Se sospecha que la filtración y venta de preguntas del Examen Integrado de Residencias de 2025 alteró resultados y motivó la digitalización del examen de 100 preguntas (La Nación, 16/5/2026).

¿Qué cambió y por qué importa?

Vemos tres cambios concretos: el examen dejó el papel, tendrá formato digital en tabletas y constará de 100 preguntas de selección múltiple (La Nación, 16/5/2026). Además, la ponderación del puntaje final se modificó: se aplicará la fórmula (E x 0,5) + P, donde E es la nota del examen y P el promedio de la carrera, con un tope de 10 puntos para ese promedio y un plus de 5 puntos para quienes cursaron en la Argentina (La Nación, 16/5/2026). Estos números no son neutros: reducen el impacto absoluto del examen y aumentan el peso del expediente académico. El cambio responde, según la nota, a denuncias por venta de preguntas y a una filmación con gafas inteligentes por parte de un postulante, que motivó una denuncia penal (La Nación, 16/5/2026).

¿Cómo afecta esto a quienes rinden y al sistema?

La digitalización promete cadenas de custodia distintas: menos papel, pero nuevos riesgos técnicos y de seguridad informática. La medida de pasar a tabletas busca evitar trampas físicas, pero si las filtraciones provinieron de instancias administrativas —como sugieren las versiones sobre chats y supuestas filtraciones desde el Ministerio— entonces el problema es de gobernanza, no solo de soporte técnico (La Nación, 16/5/2026). Paralelamente, la fórmula que pondera en 50% la nota del examen frente al promedio de la carrera cambia incentivos académicos: premia consistencia curricular y, de paso, incorpora una ventaja explícita para quienes estudiaron en la Argentina (+5 puntos) (La Nación, 16/5/2026). Los egresados firmaron una carta pidiendo revalidar notas de quienes obtuvieron calificaciones inusualmente altas, lo que muestra desconfianza pública y riesgo reputacional para las residencias y las facultades (La Nación, 16/5/2026).

¿Qué pedimos: auditoría, datos abiertos y política de especialidades?

Lo que nadie cuenta es que las soluciones técnicas no alcanzan si faltan transparencia y datos. Pedimos tres medidas inmediatas: 1) una auditoría independiente sobre la cadena de custodia de los exámenes de 2025 y 2026; 2) publicación de métricas agregadas y anónimas —tasas de aprobación por especialidad, distribución de puntajes y comparaciones año a año— para que se pueda verificar si los resultados fueron “muy por encima del promedio de los años anteriores” (La Nación, 16/5/2026); y 3) publicación del acta constitutiva y composición del Comité de Adhesión al Examen Integrado (CAEI) que fijará contenidos y criterios (La Nación, 16/5/2026).
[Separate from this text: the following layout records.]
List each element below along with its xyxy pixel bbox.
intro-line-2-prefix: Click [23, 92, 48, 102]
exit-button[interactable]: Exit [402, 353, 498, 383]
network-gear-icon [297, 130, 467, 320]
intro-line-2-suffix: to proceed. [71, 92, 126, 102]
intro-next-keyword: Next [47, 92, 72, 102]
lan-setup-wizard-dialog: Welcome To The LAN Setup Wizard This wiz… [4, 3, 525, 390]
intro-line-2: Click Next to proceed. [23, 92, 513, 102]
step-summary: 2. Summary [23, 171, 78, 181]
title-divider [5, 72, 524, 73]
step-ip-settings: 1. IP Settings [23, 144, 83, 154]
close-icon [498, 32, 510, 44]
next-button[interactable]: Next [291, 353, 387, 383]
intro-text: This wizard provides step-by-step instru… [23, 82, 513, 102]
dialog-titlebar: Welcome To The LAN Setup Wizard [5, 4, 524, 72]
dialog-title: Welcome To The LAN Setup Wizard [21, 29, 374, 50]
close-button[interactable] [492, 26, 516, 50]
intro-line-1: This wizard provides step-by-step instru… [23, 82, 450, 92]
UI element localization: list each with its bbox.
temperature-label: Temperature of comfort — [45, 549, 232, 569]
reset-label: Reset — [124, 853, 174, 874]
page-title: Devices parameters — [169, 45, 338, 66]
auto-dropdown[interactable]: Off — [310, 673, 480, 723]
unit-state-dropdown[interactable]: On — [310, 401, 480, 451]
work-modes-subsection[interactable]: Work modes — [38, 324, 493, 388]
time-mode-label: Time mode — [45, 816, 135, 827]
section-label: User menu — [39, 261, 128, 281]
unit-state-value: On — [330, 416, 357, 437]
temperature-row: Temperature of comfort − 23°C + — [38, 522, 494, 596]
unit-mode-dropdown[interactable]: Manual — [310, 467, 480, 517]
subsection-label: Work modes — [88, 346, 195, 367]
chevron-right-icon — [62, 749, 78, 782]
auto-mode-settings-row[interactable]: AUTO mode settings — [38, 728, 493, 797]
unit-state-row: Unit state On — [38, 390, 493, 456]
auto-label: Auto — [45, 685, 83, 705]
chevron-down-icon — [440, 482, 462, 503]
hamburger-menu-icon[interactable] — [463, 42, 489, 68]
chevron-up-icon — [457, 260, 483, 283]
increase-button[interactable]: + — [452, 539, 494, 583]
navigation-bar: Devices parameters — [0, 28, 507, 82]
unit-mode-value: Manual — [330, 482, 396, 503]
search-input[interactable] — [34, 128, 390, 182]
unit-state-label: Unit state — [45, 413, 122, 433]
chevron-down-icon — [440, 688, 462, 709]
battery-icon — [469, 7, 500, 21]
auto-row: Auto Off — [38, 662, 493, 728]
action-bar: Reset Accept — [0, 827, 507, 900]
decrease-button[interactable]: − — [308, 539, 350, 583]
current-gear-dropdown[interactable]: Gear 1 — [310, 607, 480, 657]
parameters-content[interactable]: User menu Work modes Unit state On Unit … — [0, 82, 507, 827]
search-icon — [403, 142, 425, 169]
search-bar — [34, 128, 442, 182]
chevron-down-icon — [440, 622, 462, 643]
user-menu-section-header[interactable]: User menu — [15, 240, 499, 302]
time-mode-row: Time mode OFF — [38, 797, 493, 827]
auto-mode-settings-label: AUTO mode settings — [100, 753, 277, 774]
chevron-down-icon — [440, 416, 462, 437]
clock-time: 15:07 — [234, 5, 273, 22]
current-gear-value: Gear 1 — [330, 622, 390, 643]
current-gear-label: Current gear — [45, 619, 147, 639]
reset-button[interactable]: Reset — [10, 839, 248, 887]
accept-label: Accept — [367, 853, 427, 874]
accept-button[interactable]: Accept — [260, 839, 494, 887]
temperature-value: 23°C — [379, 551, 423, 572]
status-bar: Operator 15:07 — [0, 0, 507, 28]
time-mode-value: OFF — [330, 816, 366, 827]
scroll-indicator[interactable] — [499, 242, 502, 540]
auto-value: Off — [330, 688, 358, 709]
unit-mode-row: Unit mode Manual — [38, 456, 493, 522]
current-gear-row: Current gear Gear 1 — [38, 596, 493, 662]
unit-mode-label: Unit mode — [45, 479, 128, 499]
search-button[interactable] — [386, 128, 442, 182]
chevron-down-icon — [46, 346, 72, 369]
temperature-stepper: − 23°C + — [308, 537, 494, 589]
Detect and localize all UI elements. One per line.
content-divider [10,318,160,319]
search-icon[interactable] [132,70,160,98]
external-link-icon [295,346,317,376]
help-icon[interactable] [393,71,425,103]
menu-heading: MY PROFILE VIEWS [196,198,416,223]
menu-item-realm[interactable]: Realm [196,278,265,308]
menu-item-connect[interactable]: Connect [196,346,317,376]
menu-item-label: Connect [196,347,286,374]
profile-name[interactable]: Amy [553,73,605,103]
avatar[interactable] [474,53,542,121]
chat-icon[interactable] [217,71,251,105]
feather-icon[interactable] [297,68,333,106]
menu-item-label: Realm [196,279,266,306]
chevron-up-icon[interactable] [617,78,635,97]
Sin datos abiertos, cualquier ajuste se percibirá como cosmético.

Además, el diseño de las políticas sanitarias debe atender cupos y estímulos en especialidades con baja inscripción —terapia intensiva, clínica médica, pediatría, neonatología y geriatría fueron mencionadas en la nota— para anticipar brechas ante el envejecimiento poblacional y migración de profesionales (La Nación, 16/5/2026). Si la educación pública es en la práctica pagada por la sociedad, exigimos que su selección y adjudicación sean verificables y defendibles ante la ciudadanía. Observamos que sin estas garantías, cualquier reforma técnica corre el riesgo de ser solo una promesa que no reconstruye confianza.

Cierre: por qué importa más que un examen

No se trata solo de preguntas y respuestas: es la legitimidad de un sistema de formación de salud pública. La sociedad financia la formación y merece reglas claras, controles audibles y datos abiertos. Si no exigimos eso, la digitalización será un cambio de envase que no limpia el contenido. Exigimos transparencia, auditorías y políticas públicas que vinculen formación, evaluación y planificación de especialidades antes de que la próxima convocatoria vuelva a generar sospechas.